廖國明一把摟住我肩膀笑道:“你現在啥經濟狀況我知道,如果再把錢龍的股份全部兌成錢,估計真是窮的叮噹亂響,我跟他也算處了挺長一段時間,說是替你送,其實也是我自己一點心意。”
我趕忙搖搖頭拒絕:“不是國明,這禮太重了。”
“重不重花你一毛錢了?盡事兒呢!”廖國明橫了我一眼,直接拽着我就往街道深處走去,來到一家掛着霓虹燈的小店門口,廖國明指了指腦袋上的招待努嘴:“認識啥字不?”
“兄弟。”我仰頭攆出來招牌上的名字。
“別看名字惡俗,裡頭的音質和妹子都是一等一的棒。”廖國明攬住我的肩頭衝店裡面拽去。
正如他形容的那樣,室內的確別有洞天,裝潢氛圍也挺別具一格的,像極了八九十年代的那種舞廳,燈光曖昧,音樂舒緩,走廊裡、大廳裡隨處可見衣着包臀裙的漂亮姑娘。
一個穿着黑西裝,頭髮梳的跟牛犢子舔過似的小青年,熟絡的迎到我們跟前:“哎呀,廖少來了啊,快裡面請。
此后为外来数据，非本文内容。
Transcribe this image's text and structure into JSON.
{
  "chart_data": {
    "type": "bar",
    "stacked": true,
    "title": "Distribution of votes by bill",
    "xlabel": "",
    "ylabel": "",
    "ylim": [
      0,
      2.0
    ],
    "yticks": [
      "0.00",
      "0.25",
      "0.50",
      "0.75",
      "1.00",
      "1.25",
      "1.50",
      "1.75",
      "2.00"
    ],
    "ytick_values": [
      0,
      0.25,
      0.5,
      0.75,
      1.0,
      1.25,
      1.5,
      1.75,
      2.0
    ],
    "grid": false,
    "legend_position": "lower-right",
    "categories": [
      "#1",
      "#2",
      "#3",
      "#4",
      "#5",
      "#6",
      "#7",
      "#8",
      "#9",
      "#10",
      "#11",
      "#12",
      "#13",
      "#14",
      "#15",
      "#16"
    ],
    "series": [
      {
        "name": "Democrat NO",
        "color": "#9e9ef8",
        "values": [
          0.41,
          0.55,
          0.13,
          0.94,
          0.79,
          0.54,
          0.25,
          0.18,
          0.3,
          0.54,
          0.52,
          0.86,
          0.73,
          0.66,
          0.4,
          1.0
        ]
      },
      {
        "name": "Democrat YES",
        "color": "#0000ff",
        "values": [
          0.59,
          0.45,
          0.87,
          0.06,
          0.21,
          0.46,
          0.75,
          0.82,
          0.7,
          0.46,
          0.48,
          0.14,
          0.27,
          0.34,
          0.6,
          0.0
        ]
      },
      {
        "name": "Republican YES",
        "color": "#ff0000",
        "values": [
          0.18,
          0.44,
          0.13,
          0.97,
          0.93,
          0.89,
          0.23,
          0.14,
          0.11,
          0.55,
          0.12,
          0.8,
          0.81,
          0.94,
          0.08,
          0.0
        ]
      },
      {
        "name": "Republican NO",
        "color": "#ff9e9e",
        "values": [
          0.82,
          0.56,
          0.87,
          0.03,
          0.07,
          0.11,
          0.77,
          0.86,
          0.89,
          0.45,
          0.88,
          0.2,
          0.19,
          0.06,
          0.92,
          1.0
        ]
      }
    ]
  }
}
”
廖國明明顯也不是頭一次來,很瀟灑的從兜裡掏出一張銀行卡遞給對方:“老樣子,今晚上我包場,亂碼七糟的人就別往裡放了。”
“好的好的。”青年馬上卑躬屈膝的將我們帶到一間很豪華的包廂裡。
我倆屁股還沒坐穩,馬上一大羣鶯鶯燕燕的姑娘就走了進來,一個個親熱的聚攏在廖國明的旁邊撒嬌賣萌。
廖國明脫下來身上的衣服,抻手指向我道:“今晚上的主角是我兄弟,給我兄弟陪高興了,好處大大的!”
“帥哥你好啊..”
“老闆,貴姓!”
那幫“網紅臉”馬上蜜蜂似的又嗡嗡的朝我圍了過來。
我不耐煩的站起來,朝着廖國明道:“國明,就咱倆吼一會兒得了,我今天的心情不適合整這些。”
“不合口味是不?別急嘛,咱先玩着,待會我再從別的地方幫你釣一批妹子。”廖國明撥拉開坐在我旁邊的姑娘,摟住我肩膀壞笑:“何以解千愁,唯有嬌娘和美酒,放放心心玩你的,喝多了,看上哪個領哪個走,你最近太累了,再不讓自己放鬆一下,容易憋出來毛病。”
“就是嘛老闆,我敬您..”
“老闆,我陪您喝一個。”
話音落下,一大幫女孩再次朝我簇擁而來。
酒這玩意兒挺奇妙的,有時候真的是人間美味,有時候又難喝的反胃,在一羣女人嘰嘰喳喳的嘈雜聲中,我成功的將自己給灌迷糊了,不止我多了,廖國明明顯也沒少照顧自己。
不知道玩了多久,他突然“哇”的一聲趴在沙發上嚎啕大哭起來:“我特麼不服啊,憑什麼從小到大所有好事都是我大哥的,就因爲他比我早出生兩年,我就該事事遷就..”
瞅着他的哭撇撇的模樣,我捧着酒杯,自言自語的嘟囔:“酒這東西,要麼別喝要麼就喝醉,半醉不醉的感覺太清醒,清醒實在太難受。”
說着話,我放在茶几上的手機屏幕又亮了,整晚上,錢龍給我打了四十多通未接電話,我都沒接,既不想也不捨。